Brick-and-Mortar Grocers Bear the Brunt of Consumers’ Inflation Concerns

PYMNTS research indicates consumers’ outsized perception of fresh food inflation disproportionately hurts brick-and-mortar grocers.

The Context

Though online grocery may not be the novelty that it was pre-pandemic, consumers continue not to trust digital options as much as brick-and-mortar retailers for fresh foods. Consequently, when consumers overestimate inflation rates for fresh foods, traditional grocers feel the brunt of their consequent belt-tightening behavior far more than their eCommerce counterparts.

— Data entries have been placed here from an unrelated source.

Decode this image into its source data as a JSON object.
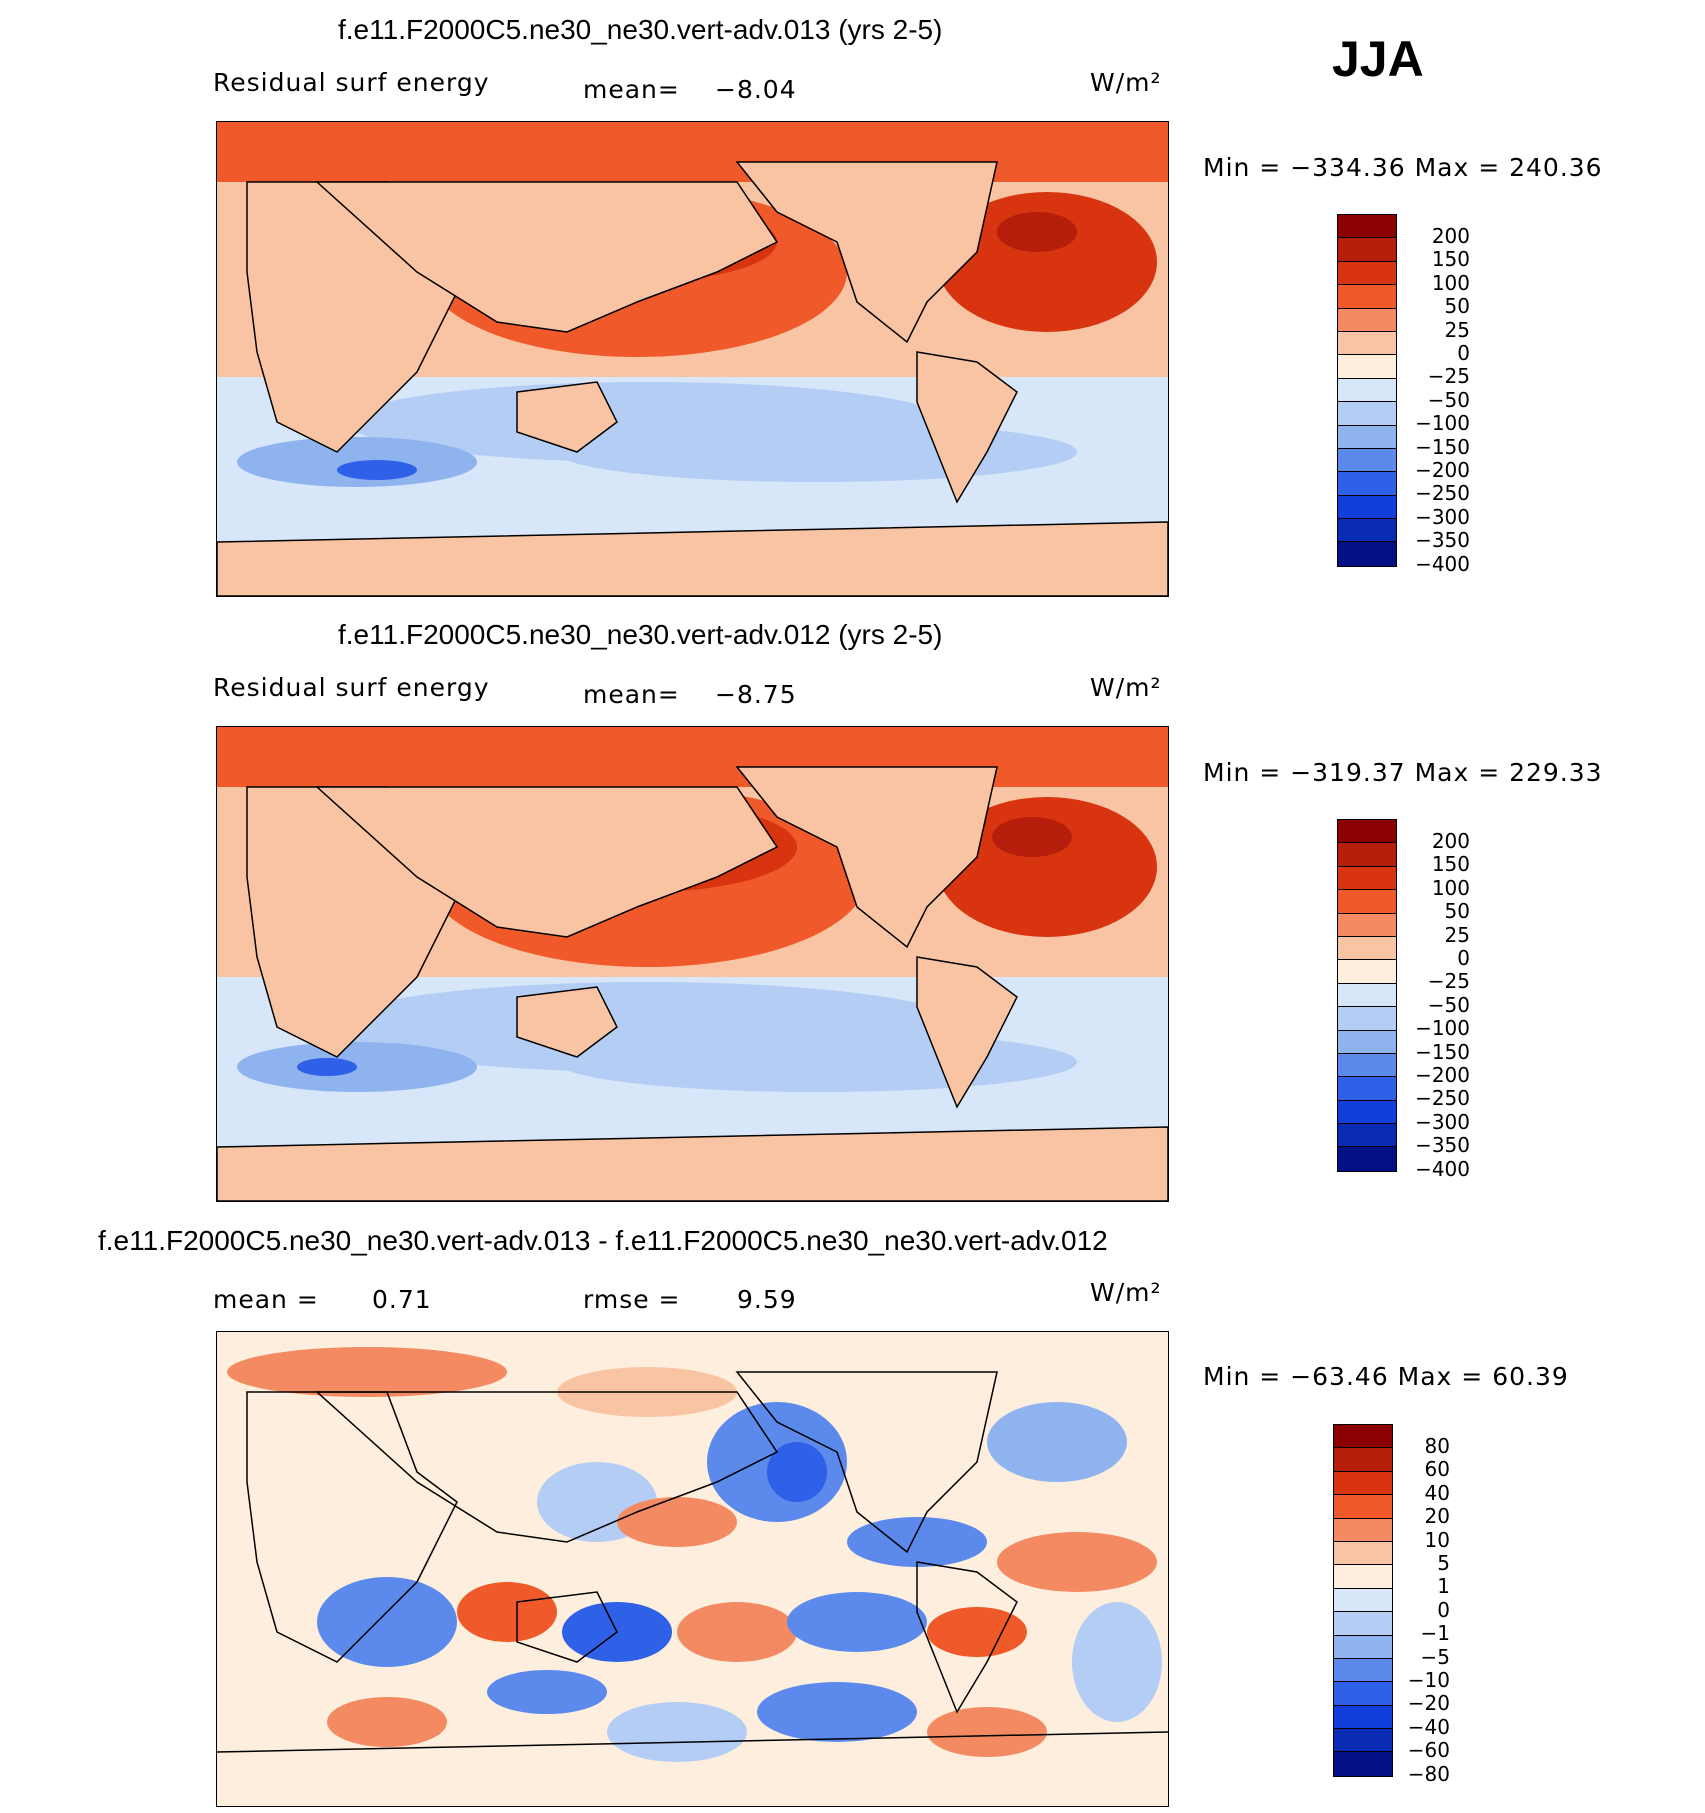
{
  "season": "JJA",
  "panels": [
    {
      "title": "f.e11.F2000C5.ne30_ne30.vert-adv.013 (yrs 2-5)",
      "left_label": "Residual surf energy",
      "mid_label": "mean=",
      "mid_value": "−8.04",
      "units": "W/m²",
      "minmax": "Min = −334.36 Max = 240.36",
      "colorbar": {
        "colors": [
          "#8b0000",
          "#b41e0a",
          "#d7340f",
          "#f05a2a",
          "#f48a62",
          "#f9c4a4",
          "#fdeede",
          "#d7e6f8",
          "#b3cdf4",
          "#8fb3ef",
          "#5b8aec",
          "#2f60e8",
          "#123fdc",
          "#0a2bb4",
          "#030f85"
        ],
        "labels": [
          "200",
          "150",
          "100",
          "50",
          "25",
          "0",
          "−25",
          "−50",
          "−100",
          "−150",
          "−200",
          "−250",
          "−300",
          "−350",
          "−400"
        ]
      }
    },
    {
      "title": "f.e11.F2000C5.ne30_ne30.vert-adv.012 (yrs 2-5)",
      "left_label": "Residual surf energy",
      "mid_label": "mean=",
      "mid_value": "−8.75",
      "units": "W/m²",
      "minmax": "Min = −319.37 Max = 229.33",
      "colorbar": {
        "colors": [
          "#8b0000",
          "#b41e0a",
          "#d7340f",
          "#f05a2a",
          "#f48a62",
          "#f9c4a4",
          "#fdeede",
          "#d7e6f8",
          "#b3cdf4",
          "#8fb3ef",
          "#5b8aec",
          "#2f60e8",
          "#123fdc",
          "#0a2bb4",
          "#030f85"
        ],
        "labels": [
          "200",
          "150",
          "100",
          "50",
          "25",
          "0",
          "−25",
          "−50",
          "−100",
          "−150",
          "−200",
          "−250",
          "−300",
          "−350",
          "−400"
        ]
      }
    },
    {
      "title": "f.e11.F2000C5.ne30_ne30.vert-adv.013 - f.e11.F2000C5.ne30_ne30.vert-adv.012",
      "left_label": "mean =",
      "left_value": "0.71",
      "mid_label": "rmse =",
      "mid_value": "9.59",
      "units": "W/m²",
      "minmax": "Min = −63.46 Max =  60.39",
      "colorbar": {
        "colors": [
          "#8b0000",
          "#b41e0a",
          "#d7340f",
          "#f05a2a",
          "#f48a62",
          "#f9c4a4",
          "#fdeede",
          "#d7e6f8",
          "#b3cdf4",
          "#8fb3ef",
          "#5b8aec",
          "#2f60e8",
          "#123fdc",
          "#0a2bb4",
          "#030f85"
        ],
        "labels": [
          "80",
          "60",
          "40",
          "20",
          "10",
          "5",
          "1",
          "0",
          "−1",
          "−5",
          "−10",
          "−20",
          "−40",
          "−60",
          "−80"
        ]
      }
    }
  ]
}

On a call with analysts Thursday (Feb. 2) discussing the Amazon’s fourth-quarter 2022 financial results, the company asserted that the extent of its grocery presence tends to go underestimated, especially when it comes to center-aisle items, which many consumers purchase online.

“If you really want to have significant market segment share in perishables, you typically need physical stores,” Amazon CEO Andy Jassy said.

By the Numbers

Inflation is prompting many consumers to rein in their grocery purchases. Research from the latest edition of PYMNTS’ Consumer Inflation Sentiment study “Consumer Inflation Sentiment: Perception Is Reality,” for which PYMNTS surveyed more than 2,100 consumers in December, revealed that 69% of consumers have made changes to their grocery shopping lists in the last year in response to rising prices, with 59% having reduced the quantities of items they are purchasing.

Consumers consistently overestimate the extent of food inflation compared to U.S. Bureau of Labor Statistics (BLS) data. The Perception Is Reality study noted that they view the increases in fresh meat or vegetable prices to be nearly six times the actual rate, perceiving it as a 25.3% year over year increase compared to the BLS-measured 4.5%.

Meanwhile, the gap was much smaller for packaged grocery products, perceived at 18.9% versus the measured 15.7%.

With consumers consistently turning to brick-and-mortar to get those fresh products while being open to eCommerce option for packaged goods, traditional retailers are disproportionately hurt by consumers overestimations of grocery inflation.